Pseudoscience and unsinkable rubber quackery is everywhere. It is in almost every home across the globe, it’s sorta like dust. You can sweep and sweep but by tomorrow there will be more accumulating in the corners. We fight an endless battle here at Skepchick pointing out what is bullshit in this craptacular world. Admittedly, we have a lot of fun doing it and thankfully as I have said, we have an endless supply of nonsense to expose. I am sure a lot of skeptical minded folks even received gifts this holiday of the religious or pseudoscientific nature and we had to say things like, “Awwww, thank you grandma. NO, I really needed *aromatherapy and butt-candles. Thank you.” Lucky for us we can regift!
In honor of boxing day I thought I’d pack up a beautiful piece of crap I found and regift it to all of you.
I honestly think this quack product is lovely, well the photos are beautiful and they make pretty nightlights. But what you may not know is that at this very moment they are shattering the laws of physics with their ion shooting super powers! Without getting into too much detail, the basic (bullshit) idea behind these chunks of salt with a lightbulb shoved in them is that negative ions from the magic salt crystal come flying off and pretty much cure EVERYTHING. The claim is they do all of this:
Apparently, these glowing rocks clean your house, your lungs and give you a coke-high! Really, do ya mean it Mr. Salesman? Can I stop taking my asthma medicine and start wearing long haired cats as hats?
What I have found out from doing just an itty-bitty bit of research is that if ions were being removed from a salt crystal then the structure of the salt crystal would change from a crystal to a poisonous gas. Mmmm poison. Negative ions don’t grab dust and then fall to the floor. Negative ions are not scrubbing bubbles. I also found out that if negative ions are really your thing, (and there is no scientific evidence that says they can accomplish anything on that list btw) you can just scuff your feet along the carpet and produce more than a salt lamp ever will. Oh, and Chelsea says they make really great arm weights if you can’t make it to the gym!
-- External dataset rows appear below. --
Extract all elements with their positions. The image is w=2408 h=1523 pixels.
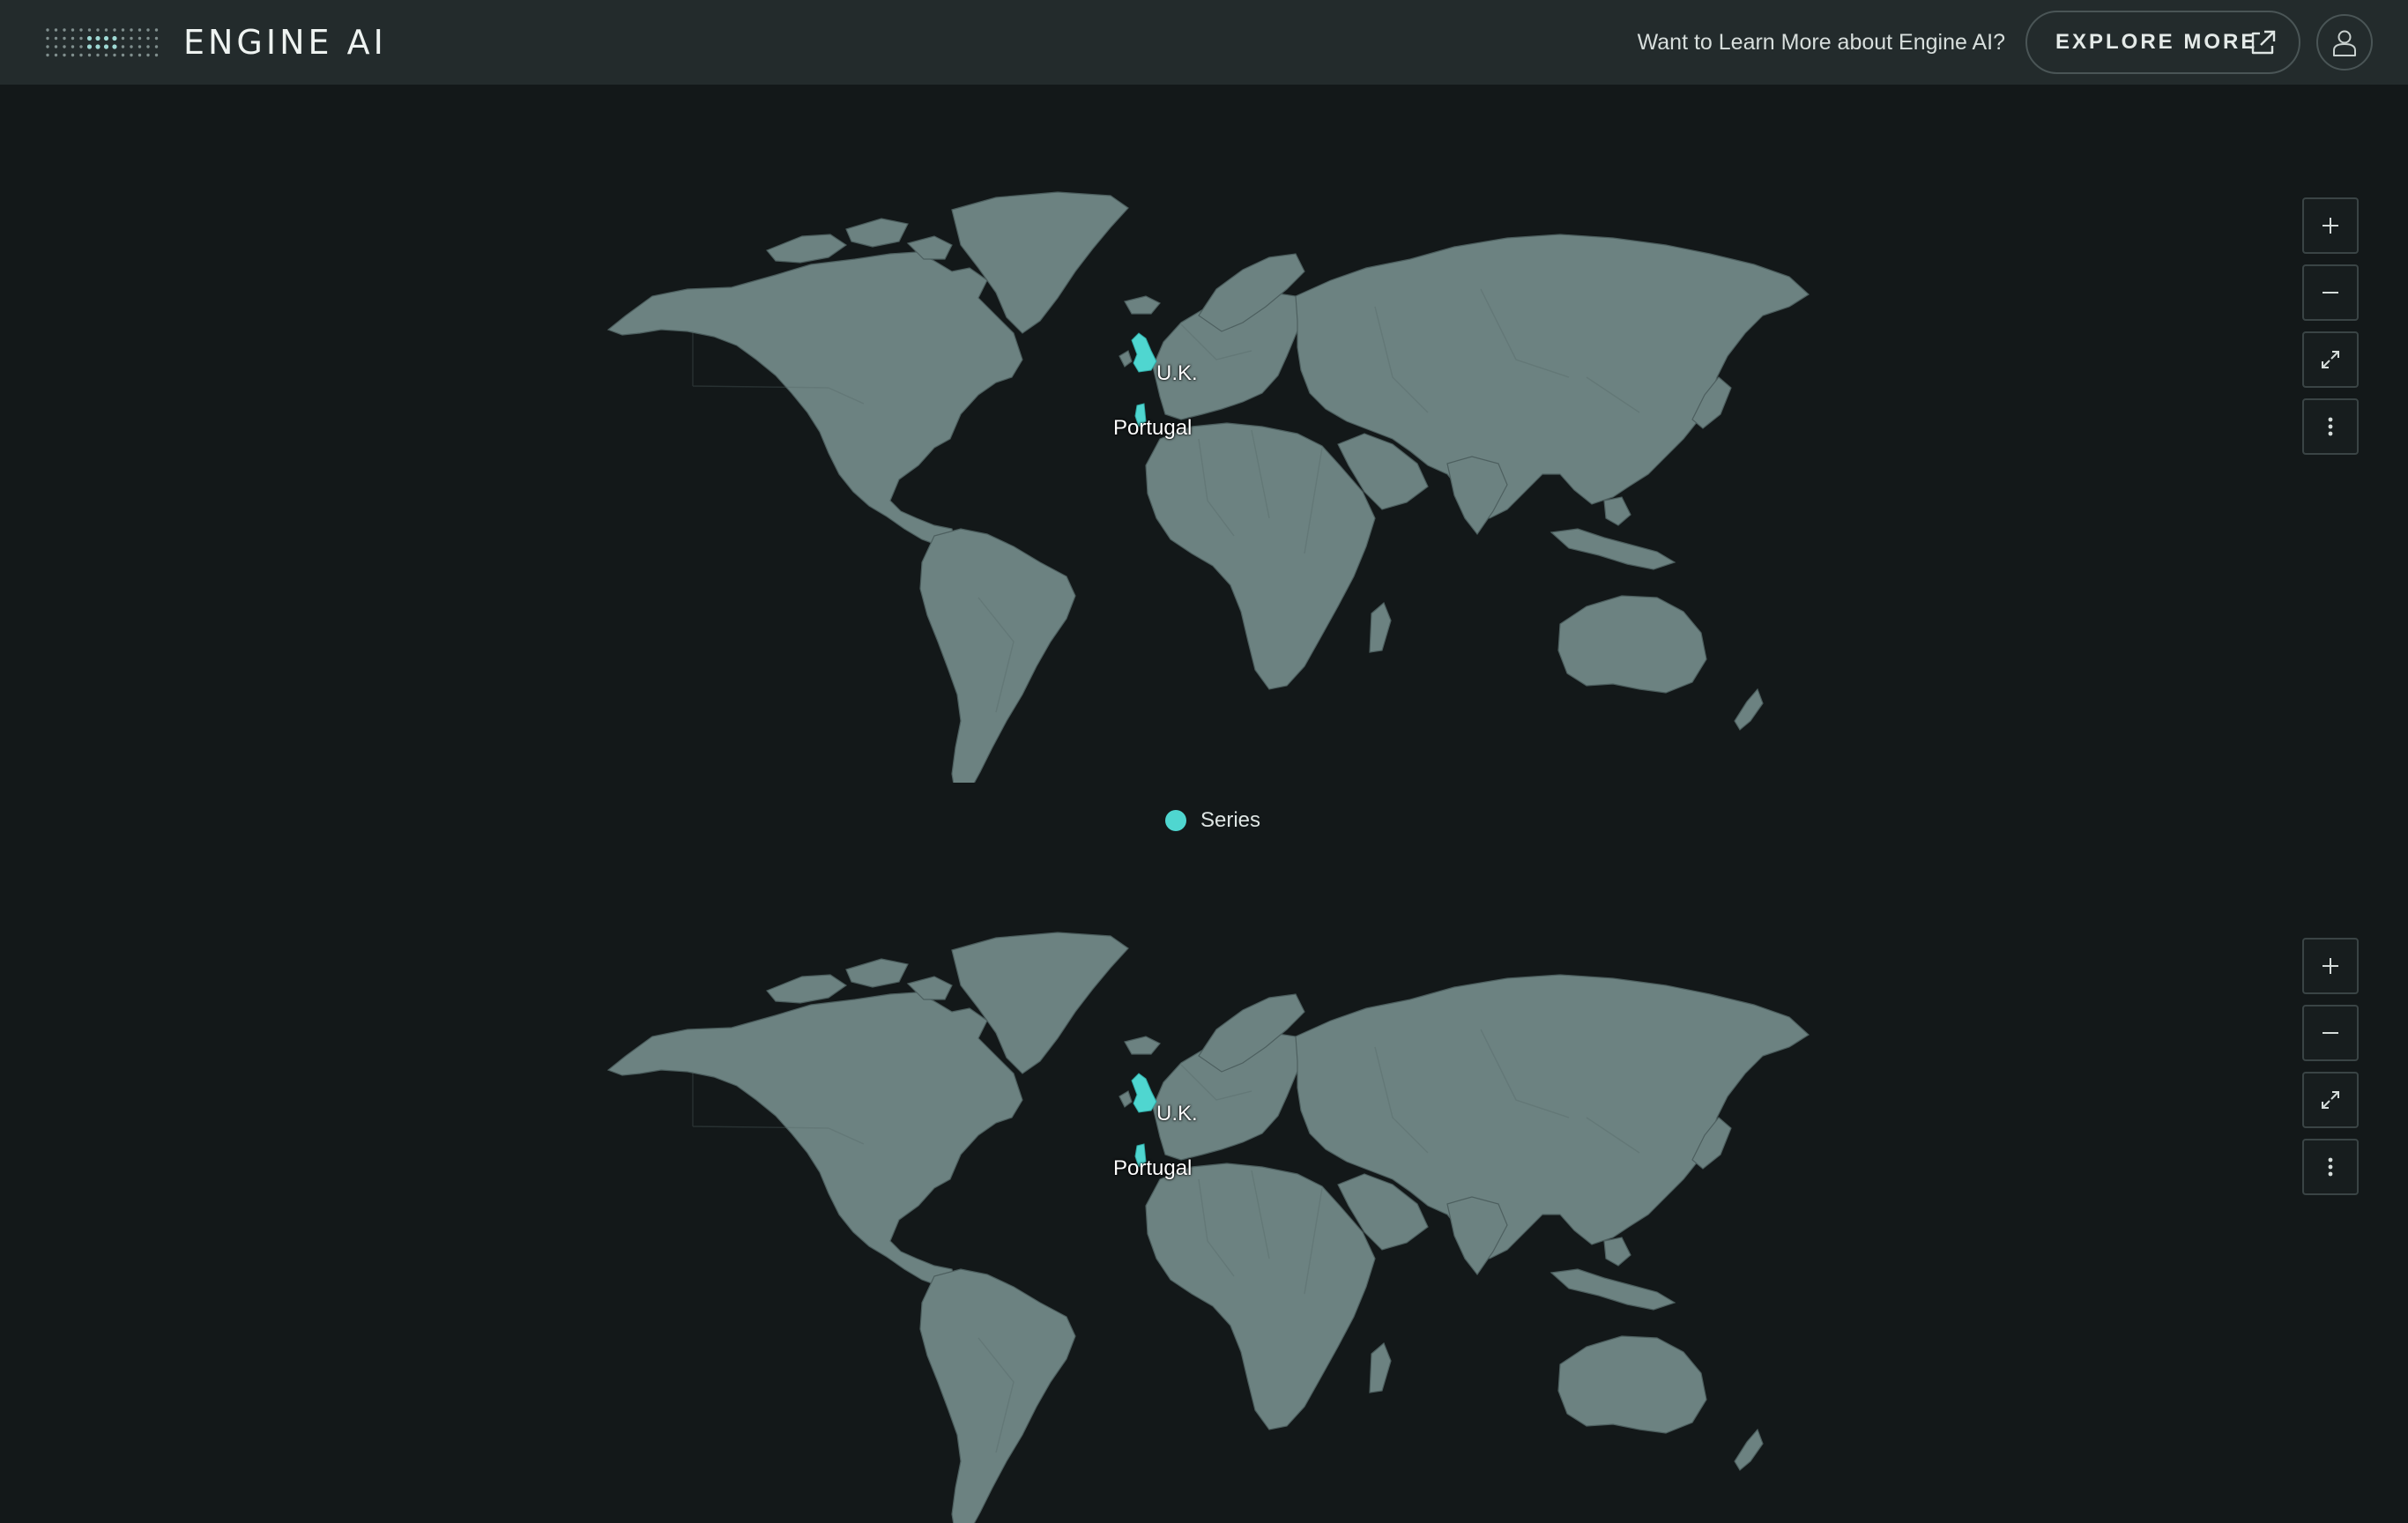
more-options-button[interactable] — [2302, 398, 2359, 455]
vertical-dots-icon — [2328, 1157, 2333, 1177]
explore-more-label: EXPLORE MORE — [2055, 30, 2258, 54]
external-link-icon — [2251, 30, 2276, 55]
explore-more-button[interactable]: EXPLORE MORE — [2025, 11, 2300, 74]
user-account-button[interactable] — [2316, 14, 2373, 71]
vertical-dots-icon — [2328, 417, 2333, 436]
minus-icon — [2323, 1032, 2338, 1034]
zoom-in-button[interactable] — [2302, 197, 2359, 254]
map-label-portugal: Portugal — [1113, 416, 1193, 440]
world-map-countries — [607, 932, 1810, 1523]
world-map[interactable] — [599, 183, 1816, 783]
expand-icon — [2322, 1091, 2339, 1109]
minus-icon — [2323, 292, 2338, 293]
plus-icon — [2323, 218, 2338, 234]
map-panel-2: U.K. Portugal — [0, 825, 2408, 1523]
user-icon — [2333, 30, 2356, 56]
map-label-uk: U.K. — [1156, 361, 1198, 385]
world-map[interactable] — [599, 924, 1816, 1523]
map-label-uk: U.K. — [1156, 1102, 1198, 1126]
fullscreen-button[interactable] — [2302, 331, 2359, 388]
map-panel-1: U.K. Portugal Series — [0, 85, 2408, 843]
dot-grid-logo-icon — [46, 28, 159, 57]
more-options-button[interactable] — [2302, 1139, 2359, 1195]
zoom-in-button[interactable] — [2302, 938, 2359, 994]
plus-icon — [2323, 958, 2338, 974]
world-map-countries — [607, 191, 1810, 783]
brand-name: ENGINE AI — [183, 23, 387, 62]
fullscreen-button[interactable] — [2302, 1072, 2359, 1128]
zoom-out-button[interactable] — [2302, 264, 2359, 321]
learn-more-text: Want to Learn More about Engine AI? — [1637, 30, 2005, 55]
map-label-portugal: Portugal — [1113, 1156, 1193, 1180]
zoom-out-button[interactable] — [2302, 1005, 2359, 1061]
expand-icon — [2322, 351, 2339, 368]
top-bar: ENGINE AI Want to Learn More about Engin… — [0, 0, 2408, 85]
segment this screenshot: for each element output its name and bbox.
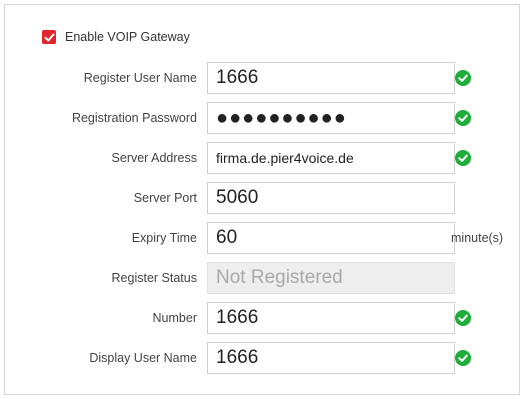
- server-address-row: Server Address: [0, 142, 524, 174]
- server-address-label: Server Address: [111, 151, 197, 165]
- expiry-time-row: Expiry Time minute(s): [0, 222, 524, 254]
- register-status-label: Register Status: [111, 271, 197, 285]
- registration-password-label: Registration Password: [71, 111, 197, 125]
- registration-password-input[interactable]: [207, 102, 455, 134]
- server-address-input[interactable]: [207, 142, 455, 174]
- register-user-name-input[interactable]: [207, 62, 455, 94]
- number-row: Number: [0, 302, 524, 334]
- display-user-name-row: Display User Name: [0, 342, 524, 374]
- number-input[interactable]: [207, 302, 455, 334]
- display-user-name-label: Display User Name: [89, 351, 197, 365]
- server-port-row: Server Port: [0, 182, 524, 214]
- register-user-name-row: Register User Name: [0, 62, 524, 94]
- server-port-label: Server Port: [133, 191, 197, 205]
- check-circle-icon: [455, 110, 471, 126]
- register-status-field: [207, 262, 455, 294]
- enable-voip-row[interactable]: Enable VOIP Gateway: [42, 29, 190, 45]
- expiry-time-label: Expiry Time: [131, 231, 197, 245]
- register-status-row: Register Status: [0, 262, 524, 294]
- expiry-time-unit: minute(s): [451, 231, 504, 245]
- check-circle-icon: [455, 70, 471, 86]
- check-circle-icon: [455, 310, 471, 326]
- check-circle-icon: [455, 150, 471, 166]
- enable-voip-label: Enable VOIP Gateway: [65, 30, 190, 44]
- display-user-name-input[interactable]: [207, 342, 455, 374]
- check-circle-icon: [455, 350, 471, 366]
- checkmark-icon: [44, 32, 55, 41]
- number-label: Number: [152, 311, 197, 325]
- registration-password-row: Registration Password: [0, 102, 524, 134]
- enable-voip-checkbox[interactable]: [42, 30, 56, 44]
- server-port-input[interactable]: [207, 182, 455, 214]
- register-user-name-label: Register User Name: [83, 71, 197, 85]
- expiry-time-input[interactable]: [207, 222, 455, 254]
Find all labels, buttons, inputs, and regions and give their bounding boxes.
The thing that really chaffs my hide, is why not just say, hey look how pretty these night lights are. I would buy one if the sales guy wasn’t telling me that a potentially fatal disease could be cured with a magic rock. I have asthma. I had a friend who died from asthma. Asthma is no joke. A salt lick is not a substitute for modern medicine and to insinuate that it is puts children with asthma (and not so bright adults) at risk of having their unfortunately expensive preventative medications substituted for a cheap lamp and that is really potentially dangerous.
Honestly, I didn’t actually receive this gift but I found it while holiday shopping and took some pretty photos of it. The photos and the fact that the sales guy didn’t get any of my money is the real gift I give to you. Happy Boxing Day everyone!
*On a side note if this whole Surly-Ramics and skeptical art career thing doesn’t work out I am totally starting an aromatherapy-butt-candling business. It just seems like a completely logical progression in alt med practices.